The Chinese-language records in our catalog are a mix of both character sets: some records were created using traditional Chinese characters to represent titles, authors, publishers, etc., while other records were cataloged using simplified characters. Similarly, individuals who search using Chinese characters may enter their search query with either simplified or traditional characters. 

In our catalog, until recently, users could not be confident that they were retrieving all relevant records unless they conducted two searches, one in simplified characters and a second in traditional characters. Recognizing this challenge for finding Chinese-language materials in our catalog, we undertook a project to address this shortcoming in partnership with the U-M’s Asia Library

Our solution

Our solution was to implement Unicode Traditional-to-Simplified Chinese transliteration (as implemented in the standard ICU library) in the existing Solr indexing system. Solr, open-source indexing software, is what we use in Catalog Search. The ICU Filter performs script transliteration during indexing of catalog records, creating a new searchable index of all Chinese-language characters normalized to simplified characters. Likewise, user queries are normalized to simplified characters. Thus, a query in either traditional or simplified Chinese characters is used to match against a normalized index of records encoded in simplified Chinese characters. When the records are displayed, they are shown as they were created, in either traditional or simplified characters.

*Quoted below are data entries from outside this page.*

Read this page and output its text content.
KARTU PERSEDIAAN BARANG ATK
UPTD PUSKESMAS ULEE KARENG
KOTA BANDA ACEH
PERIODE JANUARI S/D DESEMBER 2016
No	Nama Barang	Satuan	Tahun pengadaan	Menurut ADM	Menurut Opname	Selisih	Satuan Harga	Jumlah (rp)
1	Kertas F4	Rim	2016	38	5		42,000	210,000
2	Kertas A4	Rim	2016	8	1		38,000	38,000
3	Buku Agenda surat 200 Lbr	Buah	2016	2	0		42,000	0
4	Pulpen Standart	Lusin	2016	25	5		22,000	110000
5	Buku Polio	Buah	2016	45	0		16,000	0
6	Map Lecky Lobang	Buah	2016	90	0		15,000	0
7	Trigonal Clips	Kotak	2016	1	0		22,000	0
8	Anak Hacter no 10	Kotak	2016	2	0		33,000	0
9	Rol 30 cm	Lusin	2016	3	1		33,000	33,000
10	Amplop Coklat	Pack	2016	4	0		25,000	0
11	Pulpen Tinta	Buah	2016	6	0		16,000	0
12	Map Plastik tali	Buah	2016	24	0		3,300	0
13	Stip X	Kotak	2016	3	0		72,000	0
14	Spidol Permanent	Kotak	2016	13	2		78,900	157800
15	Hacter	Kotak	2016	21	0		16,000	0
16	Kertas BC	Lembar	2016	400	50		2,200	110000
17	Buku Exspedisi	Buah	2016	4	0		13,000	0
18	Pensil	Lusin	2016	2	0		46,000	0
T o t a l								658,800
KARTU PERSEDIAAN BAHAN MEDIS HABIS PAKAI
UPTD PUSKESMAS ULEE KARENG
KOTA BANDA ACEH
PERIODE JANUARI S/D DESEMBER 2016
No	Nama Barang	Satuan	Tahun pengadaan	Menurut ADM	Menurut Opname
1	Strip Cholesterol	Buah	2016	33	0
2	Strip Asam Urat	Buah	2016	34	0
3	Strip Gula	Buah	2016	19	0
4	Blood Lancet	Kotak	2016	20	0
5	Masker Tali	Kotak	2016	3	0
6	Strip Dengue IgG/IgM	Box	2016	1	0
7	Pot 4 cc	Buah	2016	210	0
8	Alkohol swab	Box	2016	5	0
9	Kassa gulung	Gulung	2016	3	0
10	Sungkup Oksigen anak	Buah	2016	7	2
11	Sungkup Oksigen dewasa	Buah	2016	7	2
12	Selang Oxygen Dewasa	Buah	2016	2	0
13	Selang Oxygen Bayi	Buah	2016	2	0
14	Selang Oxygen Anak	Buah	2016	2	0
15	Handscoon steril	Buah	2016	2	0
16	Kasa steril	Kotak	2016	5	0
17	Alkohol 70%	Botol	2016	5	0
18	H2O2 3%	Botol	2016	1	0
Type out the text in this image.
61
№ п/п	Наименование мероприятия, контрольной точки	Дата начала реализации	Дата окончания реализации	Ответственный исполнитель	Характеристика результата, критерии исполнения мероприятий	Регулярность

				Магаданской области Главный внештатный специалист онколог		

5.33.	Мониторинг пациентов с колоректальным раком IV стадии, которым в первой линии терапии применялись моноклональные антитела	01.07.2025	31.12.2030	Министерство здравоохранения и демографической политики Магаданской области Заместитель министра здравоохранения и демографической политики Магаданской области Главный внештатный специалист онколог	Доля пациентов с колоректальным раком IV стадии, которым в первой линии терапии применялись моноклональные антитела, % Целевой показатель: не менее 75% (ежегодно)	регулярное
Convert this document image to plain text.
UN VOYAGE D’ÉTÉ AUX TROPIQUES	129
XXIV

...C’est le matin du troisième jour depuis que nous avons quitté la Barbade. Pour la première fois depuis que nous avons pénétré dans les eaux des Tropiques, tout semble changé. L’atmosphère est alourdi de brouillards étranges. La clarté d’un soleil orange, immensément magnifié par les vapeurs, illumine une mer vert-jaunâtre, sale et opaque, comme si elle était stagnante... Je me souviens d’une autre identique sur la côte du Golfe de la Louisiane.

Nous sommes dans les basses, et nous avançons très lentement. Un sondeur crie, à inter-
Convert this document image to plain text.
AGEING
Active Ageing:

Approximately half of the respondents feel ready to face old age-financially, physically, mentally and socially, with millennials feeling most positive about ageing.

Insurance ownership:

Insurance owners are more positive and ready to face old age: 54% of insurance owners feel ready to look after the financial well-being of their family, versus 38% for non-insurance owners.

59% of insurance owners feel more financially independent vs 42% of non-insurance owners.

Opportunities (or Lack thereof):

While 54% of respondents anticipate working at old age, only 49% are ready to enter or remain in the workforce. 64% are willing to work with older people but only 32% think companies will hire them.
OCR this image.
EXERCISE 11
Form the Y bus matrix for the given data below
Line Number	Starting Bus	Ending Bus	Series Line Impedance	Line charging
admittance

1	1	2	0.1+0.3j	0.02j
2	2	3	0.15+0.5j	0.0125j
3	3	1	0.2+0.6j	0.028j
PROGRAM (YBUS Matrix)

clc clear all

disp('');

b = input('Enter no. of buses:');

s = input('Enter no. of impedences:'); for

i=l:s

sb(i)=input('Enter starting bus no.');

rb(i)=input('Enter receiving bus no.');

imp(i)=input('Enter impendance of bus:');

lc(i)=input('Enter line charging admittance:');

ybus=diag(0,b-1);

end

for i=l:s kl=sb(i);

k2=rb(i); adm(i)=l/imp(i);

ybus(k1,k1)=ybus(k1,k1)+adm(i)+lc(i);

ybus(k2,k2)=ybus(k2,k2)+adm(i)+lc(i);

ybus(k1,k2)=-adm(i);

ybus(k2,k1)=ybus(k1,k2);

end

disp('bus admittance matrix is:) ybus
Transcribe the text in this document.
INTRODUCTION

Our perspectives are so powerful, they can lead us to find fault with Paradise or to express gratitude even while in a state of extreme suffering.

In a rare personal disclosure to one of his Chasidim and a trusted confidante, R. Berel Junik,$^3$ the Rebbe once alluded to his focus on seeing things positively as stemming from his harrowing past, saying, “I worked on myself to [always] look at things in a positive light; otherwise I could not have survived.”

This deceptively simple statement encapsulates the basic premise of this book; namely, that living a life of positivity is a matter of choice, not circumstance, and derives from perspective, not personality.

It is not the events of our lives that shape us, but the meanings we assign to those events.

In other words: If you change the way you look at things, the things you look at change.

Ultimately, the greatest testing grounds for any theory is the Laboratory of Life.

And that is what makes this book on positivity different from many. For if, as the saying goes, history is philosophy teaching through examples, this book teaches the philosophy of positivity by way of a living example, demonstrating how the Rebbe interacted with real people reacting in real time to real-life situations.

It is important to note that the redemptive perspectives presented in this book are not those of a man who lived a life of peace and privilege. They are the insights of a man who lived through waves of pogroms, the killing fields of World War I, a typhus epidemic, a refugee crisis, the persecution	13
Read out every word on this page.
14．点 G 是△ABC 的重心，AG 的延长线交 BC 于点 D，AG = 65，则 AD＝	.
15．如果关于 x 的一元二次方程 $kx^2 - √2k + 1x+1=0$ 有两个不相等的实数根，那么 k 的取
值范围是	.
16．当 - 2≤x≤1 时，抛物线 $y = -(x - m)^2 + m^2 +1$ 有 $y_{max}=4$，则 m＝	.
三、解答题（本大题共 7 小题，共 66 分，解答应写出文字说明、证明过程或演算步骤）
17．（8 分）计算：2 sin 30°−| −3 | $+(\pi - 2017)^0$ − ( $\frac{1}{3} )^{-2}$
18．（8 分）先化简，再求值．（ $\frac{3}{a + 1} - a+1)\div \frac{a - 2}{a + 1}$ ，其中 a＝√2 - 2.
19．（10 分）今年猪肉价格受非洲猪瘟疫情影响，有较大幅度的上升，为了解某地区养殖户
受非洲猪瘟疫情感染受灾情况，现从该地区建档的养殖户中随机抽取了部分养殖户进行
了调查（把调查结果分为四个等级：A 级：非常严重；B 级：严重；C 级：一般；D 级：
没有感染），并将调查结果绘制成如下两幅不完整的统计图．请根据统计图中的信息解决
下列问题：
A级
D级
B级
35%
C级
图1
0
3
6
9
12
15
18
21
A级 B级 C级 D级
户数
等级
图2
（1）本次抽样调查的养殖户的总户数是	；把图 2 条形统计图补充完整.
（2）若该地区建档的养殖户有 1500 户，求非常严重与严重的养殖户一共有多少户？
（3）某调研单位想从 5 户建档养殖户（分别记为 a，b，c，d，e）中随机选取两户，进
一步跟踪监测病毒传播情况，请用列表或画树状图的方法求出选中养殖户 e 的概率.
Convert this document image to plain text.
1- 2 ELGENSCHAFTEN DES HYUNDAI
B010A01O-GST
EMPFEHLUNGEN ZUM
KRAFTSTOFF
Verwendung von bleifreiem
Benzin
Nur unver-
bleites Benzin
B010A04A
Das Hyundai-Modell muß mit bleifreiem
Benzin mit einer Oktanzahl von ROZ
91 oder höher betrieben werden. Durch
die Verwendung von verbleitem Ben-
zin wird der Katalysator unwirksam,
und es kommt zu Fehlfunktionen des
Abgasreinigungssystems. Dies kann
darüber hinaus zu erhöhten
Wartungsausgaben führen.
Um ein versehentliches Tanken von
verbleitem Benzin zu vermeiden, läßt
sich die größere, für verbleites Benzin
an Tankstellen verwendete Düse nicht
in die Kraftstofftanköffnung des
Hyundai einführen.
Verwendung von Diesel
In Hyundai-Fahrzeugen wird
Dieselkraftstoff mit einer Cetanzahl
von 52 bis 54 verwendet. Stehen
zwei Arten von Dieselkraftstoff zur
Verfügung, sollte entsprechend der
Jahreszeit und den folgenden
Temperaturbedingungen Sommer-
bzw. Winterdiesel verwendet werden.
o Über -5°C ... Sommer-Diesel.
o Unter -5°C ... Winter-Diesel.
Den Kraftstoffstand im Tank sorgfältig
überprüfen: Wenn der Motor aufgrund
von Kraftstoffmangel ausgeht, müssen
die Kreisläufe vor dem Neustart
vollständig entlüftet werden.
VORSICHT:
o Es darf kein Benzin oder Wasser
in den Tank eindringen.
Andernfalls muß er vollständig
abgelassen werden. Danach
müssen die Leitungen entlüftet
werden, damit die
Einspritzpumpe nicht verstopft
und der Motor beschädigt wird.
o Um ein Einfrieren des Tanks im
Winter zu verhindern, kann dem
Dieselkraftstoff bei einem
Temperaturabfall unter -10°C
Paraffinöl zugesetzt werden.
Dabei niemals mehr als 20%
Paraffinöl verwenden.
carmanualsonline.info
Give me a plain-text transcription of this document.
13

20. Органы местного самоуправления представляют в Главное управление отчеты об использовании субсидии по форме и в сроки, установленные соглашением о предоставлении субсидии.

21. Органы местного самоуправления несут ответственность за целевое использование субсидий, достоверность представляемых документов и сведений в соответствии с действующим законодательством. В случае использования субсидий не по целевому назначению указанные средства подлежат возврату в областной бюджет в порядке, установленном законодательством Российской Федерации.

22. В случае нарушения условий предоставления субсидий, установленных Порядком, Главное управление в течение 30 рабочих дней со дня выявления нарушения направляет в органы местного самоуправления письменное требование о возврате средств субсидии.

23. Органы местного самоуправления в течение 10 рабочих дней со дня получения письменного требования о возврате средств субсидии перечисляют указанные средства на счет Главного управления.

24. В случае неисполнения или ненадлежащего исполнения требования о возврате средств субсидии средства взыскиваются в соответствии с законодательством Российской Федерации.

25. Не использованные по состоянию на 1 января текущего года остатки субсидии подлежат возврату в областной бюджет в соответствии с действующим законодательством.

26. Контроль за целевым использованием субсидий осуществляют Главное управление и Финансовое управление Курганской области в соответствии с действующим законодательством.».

For example, a title query for any of the Chinese characters for “household registration” will result in the same number of records (95), where before they individually returned 6 and 87, respectively (there are now two on-order titles that were not in the catalog in the original search): 

While working on this project, our partners in the Asia Library helped us identify test records for indexing and also tested the beta version and provided feedback before it was released. Because Chinese characters are also used in Korean and Japanese languages, our Asia Library colleagues also tested to ensure no unintended outcomes were introduced. Because the ICU Filter makes the same transformation on a character-by-character level, it does not change the way searches perform on records in those languages.

With this improvement, users can now find all records regardless of whether the query or the record is in simplified or traditional Chinese characters. Credit goes to Bill Dueber in LIT’s Digital Library Applications department for his work on this and to Liangyu Fu, Gengna Wang, Yunah Sung, and Keiko Yokota-Carter in the Asia Library for their guidance and testing.